Cena al ristorante "Il Cavaliere" e dolcetti per il dopocena

Sabato sera Vito ed io abbiamo cenato, con due ospiti, al ristorante "Il Cavaliere" di Sarno, comodissimo anche per chi arrivasse da fuori città, poichè è situato all' uscita dell' autostrada.
Lo chef, Tony Irollo, ancora una volta ci ha deliziato il palato con preparazioni dal gusto netto, che abbinano sperimentazione, tradizione, passione e tecnica.
Vi mostro qualche foto..
vendemmia di polpo olio e limone con pesto leggero di basilico
cubo di Pecorino stagionato in grotta, seppiolina cocco ed arancia
Di qui in poi, non ce l' ho fatta a mangiare il piatto completo, per cui ho chiesto alla deliziosa Susy D' Ambrosio, comproprietaria del ristorante e sommelier diplomata all' AIS di Roma, di far ridurre le mie porzioni.. considerate, quindi, ogni mia portata come un assaggio. Gli altri commensali hanno gustato la porzione normale. :-)
cozza e cannolicchio gratin su vellutata di pomodoro San Marzano DOP
bavettine con moscardini, pomodorino di collina e riduzione di pescatrice
variazione di nocciole
Ora, considerato che la mia memoria fa acqua da tutte le parti, proverò a darvi anche l' indicazione sui vini: bollicine Carpenè Malvolti e, a seguire, un Rosato ottenuto da tre vitignidifferenti.. Mi spiace, i nomi non li ricordo.

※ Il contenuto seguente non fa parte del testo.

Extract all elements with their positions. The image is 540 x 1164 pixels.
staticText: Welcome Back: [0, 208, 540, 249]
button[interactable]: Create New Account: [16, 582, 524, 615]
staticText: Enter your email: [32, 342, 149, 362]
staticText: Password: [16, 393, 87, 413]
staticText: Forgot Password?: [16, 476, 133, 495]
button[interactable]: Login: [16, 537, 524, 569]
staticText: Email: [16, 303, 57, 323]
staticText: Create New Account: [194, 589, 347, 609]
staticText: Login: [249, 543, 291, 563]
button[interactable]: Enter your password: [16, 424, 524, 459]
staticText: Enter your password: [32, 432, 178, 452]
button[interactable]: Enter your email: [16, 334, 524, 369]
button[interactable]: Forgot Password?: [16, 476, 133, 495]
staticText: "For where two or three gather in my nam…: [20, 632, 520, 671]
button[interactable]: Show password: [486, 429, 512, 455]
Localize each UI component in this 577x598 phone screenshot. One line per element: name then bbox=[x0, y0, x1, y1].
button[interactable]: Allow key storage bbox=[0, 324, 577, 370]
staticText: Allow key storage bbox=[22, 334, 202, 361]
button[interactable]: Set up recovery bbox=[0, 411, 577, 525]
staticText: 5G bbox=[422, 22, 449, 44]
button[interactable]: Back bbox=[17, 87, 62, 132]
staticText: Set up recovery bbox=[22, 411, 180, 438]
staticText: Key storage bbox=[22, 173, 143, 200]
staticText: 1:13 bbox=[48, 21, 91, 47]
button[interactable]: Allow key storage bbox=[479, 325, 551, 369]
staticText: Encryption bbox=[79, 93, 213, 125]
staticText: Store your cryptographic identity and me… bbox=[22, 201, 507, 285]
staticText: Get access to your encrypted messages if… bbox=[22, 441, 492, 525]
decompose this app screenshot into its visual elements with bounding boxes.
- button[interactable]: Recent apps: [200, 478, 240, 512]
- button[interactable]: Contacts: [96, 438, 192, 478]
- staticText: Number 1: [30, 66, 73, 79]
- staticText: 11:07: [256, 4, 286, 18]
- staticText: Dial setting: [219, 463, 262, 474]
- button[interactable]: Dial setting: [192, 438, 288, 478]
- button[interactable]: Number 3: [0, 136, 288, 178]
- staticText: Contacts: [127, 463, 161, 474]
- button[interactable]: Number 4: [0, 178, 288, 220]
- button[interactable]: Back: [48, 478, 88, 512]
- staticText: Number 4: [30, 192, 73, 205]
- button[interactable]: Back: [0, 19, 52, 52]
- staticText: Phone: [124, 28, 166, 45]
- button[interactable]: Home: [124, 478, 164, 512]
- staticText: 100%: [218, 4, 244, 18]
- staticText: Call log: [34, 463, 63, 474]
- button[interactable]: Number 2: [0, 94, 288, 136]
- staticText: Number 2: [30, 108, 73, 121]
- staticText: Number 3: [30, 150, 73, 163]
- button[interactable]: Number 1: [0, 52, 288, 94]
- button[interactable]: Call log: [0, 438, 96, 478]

Dopo la cena, siamo andati a casa nostra, dove avevo approntato un minimo dopocena: tartufini di Rossanina, dal libro sul Cioccolato di Rosalba Gioffrè e biscottini al burro con sparabiscotti.
Da bere: Calvados, limoncello, tisane.
biscottini al burro
tartufini


La ricetta dei tartufini:

cioccolato di copertura fondente g. 400
panna ml. 200
rum,2 cucchiai
burro g. 60
fate bollire la panna in un pentolino abbastanza grande da contenere tutti gli ingredienti; quindi aggiungete la copertura ridotta a scaglie, girando conti¬nuamente con una spatola di gomma il rum e il burro ammorbidito a pezzetti. Amalgamate bene tutti gli ingredienti e lasciate raffreddare. Riempite con la ganache così preparata una tasca da pasticcere con una bocchetta liscia di 9-10 millimetri (oppure modellate le palline con le mani), e con questa formate delle semisfere( ehm…ehm…) su un vassoio o una teglia da pasticceria, foderati con carta da forno. Lasciatele rassodare e poi, girandole tra i palmi delle mani inumiditi, date loro la forma di palline.
Sul libro c' è scritto di passare i tartufi nel cioccolato fondente, pima di rivestirli con cacao amaro o zucchero a velo o cocco, ma io ho avuto paura di fare un pastrocchio ed ho preferito rotolarli direttamente nlle polveri.